新世紀GPXサイバーフォーミュラSIN
- Created by: Hajime Yatate
- Directed by: Mitsuo Fukuda
- Produced by: Eiji Sashida; Manabu Tamura; Naotake Furusato; Umeo Ito;
- Written by: Chiaki Morosawa
- Music by: Toshihiko Sahashi
- Studio: Sunrise
- Licensed by: SA/SEA: Medialink;
- Released: December 21, 1998 – March 17, 2000
- Episodes: 5

= Future GPX Cyber Formula SIN =

Japanese original video animation series

A replica of the Ogre AN-21 featured in the OVA.
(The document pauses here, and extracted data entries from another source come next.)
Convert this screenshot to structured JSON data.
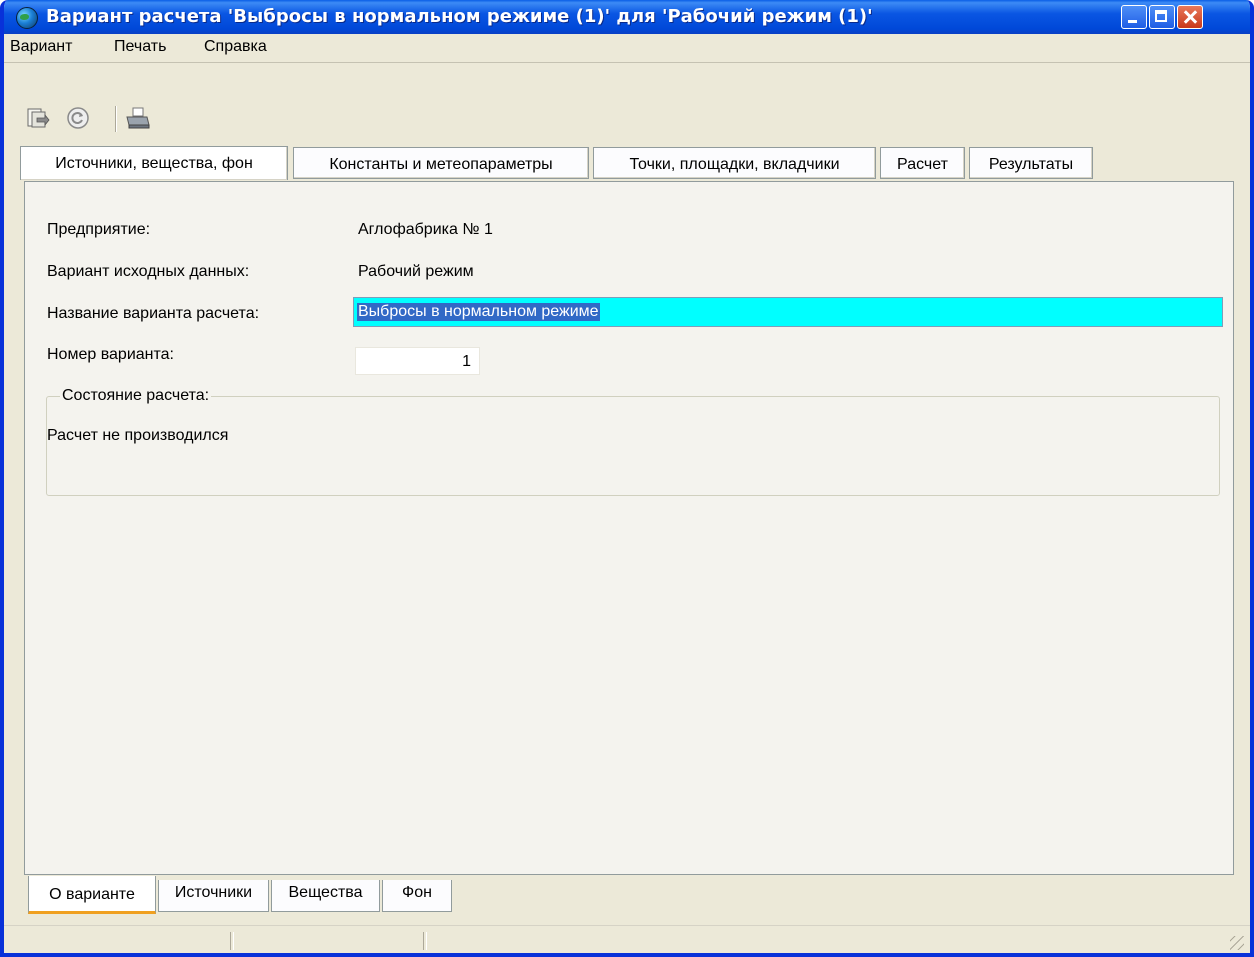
{
  "window": {
    "title": "Вариант расчета 'Выбросы в нормальном режиме (1)' для  'Рабочий режим (1)'"
  },
  "menu": [
    "Вариант",
    "Печать",
    "Справка"
  ],
  "toolbar": {
    "icons": [
      "document-export-icon",
      "refresh-icon",
      "printer-icon"
    ]
  },
  "top_tabs": [
    "Источники, вещества, фон",
    "Константы и метеопараметры",
    "Точки, площадки, вкладчики",
    "Расчет",
    "Результаты"
  ],
  "form": {
    "enterprise_label": "Предприятие:",
    "enterprise_value": "Аглофабрика № 1",
    "source_variant_label": "Вариант исходных данных:",
    "source_variant_value": "Рабочий режим",
    "calc_name_label": "Название варианта расчета:",
    "calc_name_value": "Выбросы в нормальном режиме",
    "variant_number_label": "Номер варианта:",
    "variant_number_value": "1",
    "status_group_label": "Состояние расчета:",
    "status_value": "Расчет не производился"
  },
  "bottom_tabs": [
    "О варианте",
    "Источники",
    "Вещества",
    "Фон"
  ],
  "colors": {
    "title_bar": "#0a56e3",
    "highlight_input": "#00ffff",
    "selection": "#3169c6"
  }
}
Future GPX Cyber Formula SIN (新世紀GPXサイバーフォーミュラSIN, Fyūchā Guranpuri Saibā Fōmyura Shin) is a 1998 Japanese original video animation (OVA) series. It is the fourth and last arc of the Future GPX Cyber Formula 2 OVA series. The story focuses on Bleed Kaga as he struggles to settle the score with Hayato Kazami.

==Synopsis==
Hayato Kazami and his exclusive race machine, Asurada, finished the Cyber Formula World Grand Prix XVI in 2021 successfully by defending his champion title. After the end of the Grand Prix, Kazami's racing team, Sugo Grand Prix, announces the contract of sponsorship with GIO Motors Inc., thus becoming Sugo GIO Grand Prix.
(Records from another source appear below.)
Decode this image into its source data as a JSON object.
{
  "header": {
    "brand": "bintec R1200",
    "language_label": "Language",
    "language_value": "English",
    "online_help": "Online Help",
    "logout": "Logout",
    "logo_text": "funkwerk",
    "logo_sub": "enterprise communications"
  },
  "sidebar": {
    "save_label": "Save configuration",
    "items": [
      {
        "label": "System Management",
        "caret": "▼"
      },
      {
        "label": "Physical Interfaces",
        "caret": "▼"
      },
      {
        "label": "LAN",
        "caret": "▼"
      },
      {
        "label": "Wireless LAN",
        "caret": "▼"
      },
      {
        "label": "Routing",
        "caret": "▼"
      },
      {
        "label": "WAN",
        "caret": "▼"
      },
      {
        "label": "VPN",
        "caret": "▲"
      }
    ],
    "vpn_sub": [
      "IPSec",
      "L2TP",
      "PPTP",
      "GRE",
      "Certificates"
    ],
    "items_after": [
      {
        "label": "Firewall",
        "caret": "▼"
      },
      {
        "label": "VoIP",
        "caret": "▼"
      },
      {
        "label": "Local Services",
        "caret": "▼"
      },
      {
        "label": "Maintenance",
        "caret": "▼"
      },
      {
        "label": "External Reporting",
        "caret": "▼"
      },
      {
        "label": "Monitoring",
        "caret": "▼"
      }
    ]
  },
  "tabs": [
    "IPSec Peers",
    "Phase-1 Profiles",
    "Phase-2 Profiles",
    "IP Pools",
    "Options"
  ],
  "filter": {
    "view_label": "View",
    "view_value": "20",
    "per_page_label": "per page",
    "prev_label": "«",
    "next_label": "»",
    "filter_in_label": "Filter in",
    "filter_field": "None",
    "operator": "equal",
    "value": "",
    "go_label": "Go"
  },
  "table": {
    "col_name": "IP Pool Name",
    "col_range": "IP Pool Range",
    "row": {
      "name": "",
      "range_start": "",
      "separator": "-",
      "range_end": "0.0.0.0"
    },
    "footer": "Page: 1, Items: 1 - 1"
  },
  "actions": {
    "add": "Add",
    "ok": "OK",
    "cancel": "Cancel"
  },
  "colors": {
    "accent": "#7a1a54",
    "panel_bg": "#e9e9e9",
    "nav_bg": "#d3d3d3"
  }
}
Meanwhile, Aoi ZIP Formula prepares its return to the Grand Prix after a year of a disgraceful super license suspension. However, Kyoko Aoi, the re-instated owner of Aoi ZIP Formula, receives a grim news from the executive officers of Aoi Motors that they would allow the team to join the Grand Prix with the outdated machine, Ex-Superion Z/A 10, and that the team will disband after the 2022 season unless a champion title is secured, as the officers fear that the rival group GIO's success in CF would greatly damage the already ruined reputation of the company. Bleed Kaga, not knowing this desperate situation coming towards him, returns to Japan to prepare for a test run and waited for the moment to challenge his arch-rival, Hayato Kazami.
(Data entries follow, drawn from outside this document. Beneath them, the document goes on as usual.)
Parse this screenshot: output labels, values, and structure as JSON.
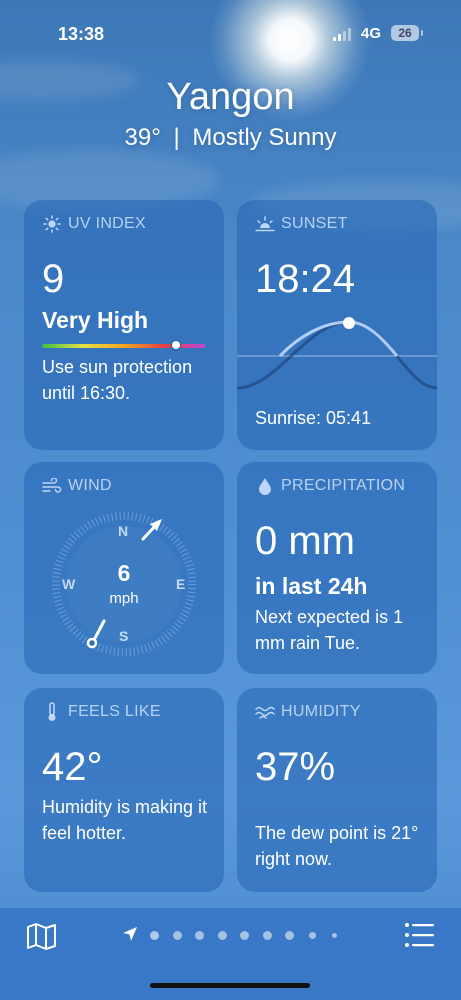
{
  "status_bar": {
    "time": "13:38",
    "network": "4G",
    "battery": "26"
  },
  "location": {
    "city": "Yangon",
    "temperature": "39°",
    "separator": "|",
    "condition": "Mostly Sunny"
  },
  "uv_index": {
    "title": "UV INDEX",
    "icon": "sun-icon",
    "value": "9",
    "level": "Very High",
    "level_fraction": 0.82,
    "description": "Use sun protection until 16:30."
  },
  "sunset": {
    "title": "SUNSET",
    "icon": "sunset-icon",
    "time": "18:24",
    "sunrise": "Sunrise: 05:41"
  },
  "wind": {
    "title": "WIND",
    "icon": "wind-icon",
    "speed": "6",
    "unit": "mph",
    "directions": {
      "n": "N",
      "e": "E",
      "s": "S",
      "w": "W"
    }
  },
  "precipitation": {
    "title": "PRECIPITATION",
    "icon": "raindrop-icon",
    "amount": "0 mm",
    "period": "in last 24h",
    "description": "Next expected is 1 mm rain Tue."
  },
  "feels_like": {
    "title": "FEELS LIKE",
    "icon": "thermometer-icon",
    "value": "42°",
    "description": "Humidity is making it feel hotter."
  },
  "humidity": {
    "title": "HUMIDITY",
    "icon": "humidity-icon",
    "value": "37%",
    "description": "The dew point is 21° right now."
  },
  "bottom_bar": {
    "map_icon": "map-icon",
    "list_icon": "list-icon",
    "location_icon": "location-arrow-icon",
    "page_count": 9,
    "current_page": 0
  },
  "colors": {
    "sky": "#4f8fd3",
    "card": "#2464b2",
    "sun_dot": "#ffffff",
    "uv_gradient": [
      "#3ec142",
      "#e8e045",
      "#f4a623",
      "#e2403d",
      "#c844d8"
    ]
  }
}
After the end of the Grand Prix, Kaga retired from CF and sent his farewell messages to both Nagumo, who congratulated him for winning the race and thanking him on behalf of his brother and Kyoko, who resigned the ownership of the team and hopes to find the great driver who can replace him, respectively. Along with Grey and Phill, Kaga left Japan and headed back to the United States, he discarded his name of Bleed and assumed his real name, Jotaro.